Care Management Program
An Initiative to Reduce Unnecessary ED Utilization in Camden
In 2007, the Coalition began implementation of a citywide Care Management Project to intervene and direct appropriate outreach attention to Camden’s most frequent utilizers of the city’s EDs and hospitals. These patients lack consistent primary care, often suffer from chronic illness, mental illness, substance abuse, and as a result are the most frequent visitors to city emergency departments. Typically, these overutilizers or “super users” have complex medical conditions compounded by an array of social issues and problems.
They constantly go from ED to ED in search of the help they need and with little or no coordination of care across institutions, care is often duplicated several times over. The result is an inefficient, uncoordinated, fragmented, and expensive system of care.
Using a outreach team consisting of a social worker, a health outreach worker/medical assistant, and a nurse practitioner, the Care Management Project helps enrolled clients stabilize their social environment and health condition, with a goal of finding a long-term medical home. The team helps patients apply for government assistance benefits, secure temporary shelter, enroll in medical day programs, help coordinate primary and specialty care. Out of necessity, the staff is providing “transitional” primary care with a goal of moving the patients into a primary care setting that can meet their needs. With over 115 patients enrolled in the project, the staff is visiting patients in homeless shelters, abandoned homes, hospital rooms, ED gurneys, and street corners.

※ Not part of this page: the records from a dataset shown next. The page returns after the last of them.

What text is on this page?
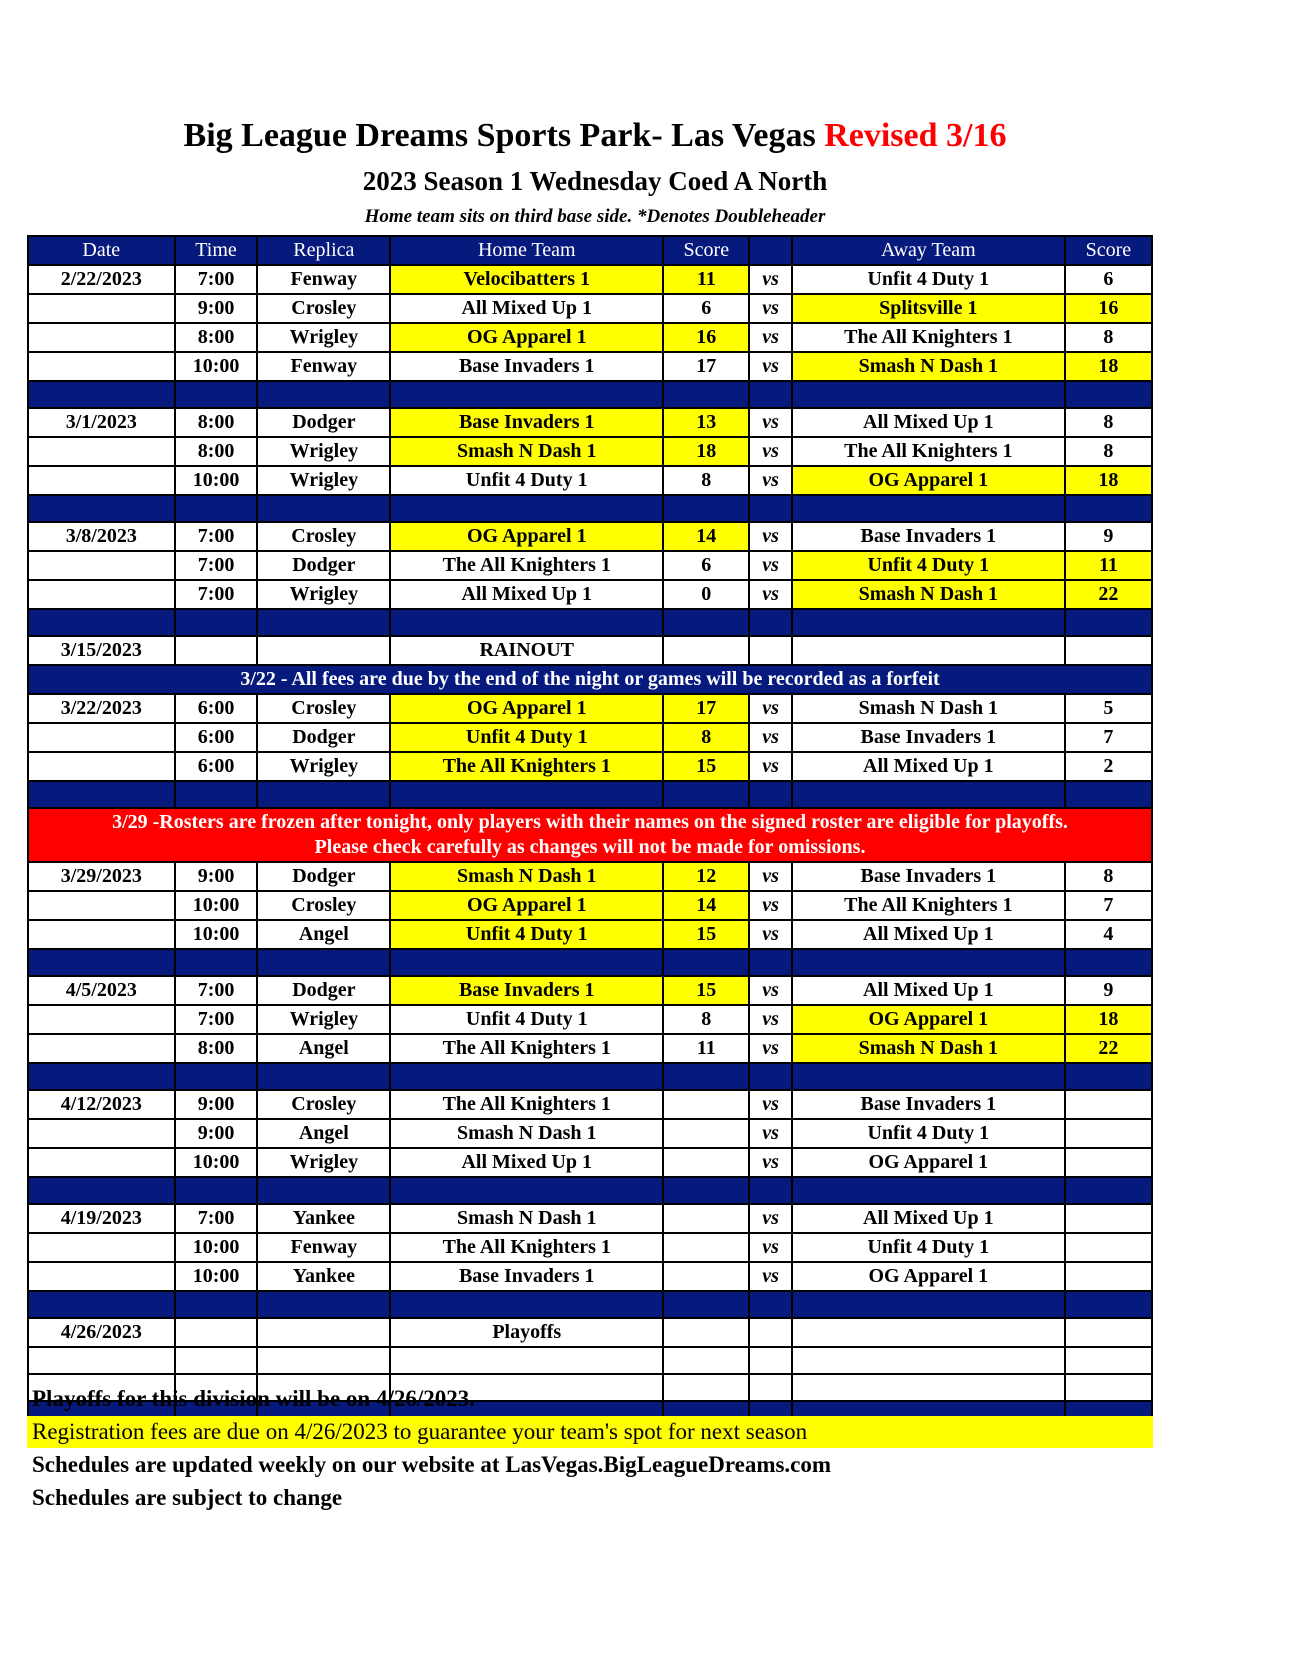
Big League Dreams Sports Park- Las Vegas Revised 3/16
2023 Season 1 Wednesday Coed A North
Home team sits on third base side. *Denotes Doubleheader
Date	Time	Replica	Home Team	Score		Away Team	Score
2/22/2023	7:00	Fenway	Velocibatters 1	11	vs	Unfit 4 Duty 1	6
	9:00	Crosley	All Mixed Up 1	6	vs	Splitsville 1	16
	8:00	Wrigley	OG Apparel 1	16	vs	The All Knighters 1	8
	10:00	Fenway	Base Invaders 1	17	vs	Smash N Dash 1	18

3/1/2023	8:00	Dodger	Base Invaders 1	13	vs	All Mixed Up 1	8
	8:00	Wrigley	Smash N Dash 1	18	vs	The All Knighters 1	8
	10:00	Wrigley	Unfit 4 Duty 1	8	vs	OG Apparel 1	18

3/8/2023	7:00	Crosley	OG Apparel 1	14	vs	Base Invaders 1	9
	7:00	Dodger	The All Knighters 1	6	vs	Unfit 4 Duty 1	11
	7:00	Wrigley	All Mixed Up 1	0	vs	Smash N Dash 1	22

3/15/2023			RAINOUT				
3/22 - All fees are due by the end of the night or games will be recorded as a forfeit							
3/22/2023	6:00	Crosley	OG Apparel 1	17	vs	Smash N Dash 1	5
	6:00	Dodger	Unfit 4 Duty 1	8	vs	Base Invaders 1	7
	6:00	Wrigley	The All Knighters 1	15	vs	All Mixed Up 1	2

3/29 -Rosters are frozen after tonight, only players with their names on the signed roster are eligible for playoffs.
Please check carefully as changes will not be made for omissions.							

3/29/2023	9:00	Dodger	Smash N Dash 1	12	vs	Base Invaders 1	8
	10:00	Crosley	OG Apparel 1	14	vs	The All Knighters 1	7
	10:00	Angel	Unfit 4 Duty 1	15	vs	All Mixed Up 1	4

4/5/2023	7:00	Dodger	Base Invaders 1	15	vs	All Mixed Up 1	9
	7:00	Wrigley	Unfit 4 Duty 1	8	vs	OG Apparel 1	18
	8:00	Angel	The All Knighters 1	11	vs	Smash N Dash 1	22

4/12/2023	9:00	Crosley	The All Knighters 1		vs	Base Invaders 1	
	9:00	Angel	Smash N Dash 1		vs	Unfit 4 Duty 1	
	10:00	Wrigley	All Mixed Up 1		vs	OG Apparel 1	

4/19/2023	7:00	Yankee	Smash N Dash 1		vs	All Mixed Up 1	
	10:00	Fenway	The All Knighters 1		vs	Unfit 4 Duty 1	
	10:00	Yankee	Base Invaders 1		vs	OG Apparel 1	

4/26/2023			Playoffs				

Playoffs for this division will be on 4/26/2023.
Registration fees are due on 4/26/2023 to guarantee your team's spot for next season
Schedules are updated weekly on our website at LasVegas.BigLeagueDreams.com
Schedules are subject to change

Citywide Collaboration to Improve Care
The advantage of the project’s citywide scope is the ability to encourage collaboration between the hospitals, to share data, to identify common challenges, and to address the challenges with coordinated solutions. Monthly, the team coordinates a citywide Care Management meeting that allows providers and social workers from all of Camden’s health institutions to present patient cases and discuss the systemic issues and barriers to care that each case addresses. Information and resource sharing are encouraged as providers and social workers develop collaborative strategies to make Camden’s health systems more efficient and accessible for city residents. Participants have formed a coordinated network of social services, discharge planning, and health care delivery.
From the relationships built at the staff level, between competing hospitals, our “super utilizers” are receiving a much higher level of coordinated care. Daily phone calls go back and forth between the social workers of these institutions discussing medical histories, social work issues, and discharge planning. When one of the Coalition’s patients is admitted, hospital social workers immediately alert the Coalition’s staff. Often Coalition staff are able to intervene while the patient is still in the emergency room to make sure the patient gets his or her care needs met.
ER and hospital overutilization is like any maladaptive health behavior, it requires time and compassion to effect change. Vulnerable, high utilizing patients do not choose to be frequent utilizers of the ED, but they do not know how else to get their needs met. For many of the patients, with a few months of frequent outreach visits, aggressive treatment of depression, education and close management of their chronic illnesses, assistance with applications for public benefits, and help with their social issues, the staff have seen utilization drop significantly.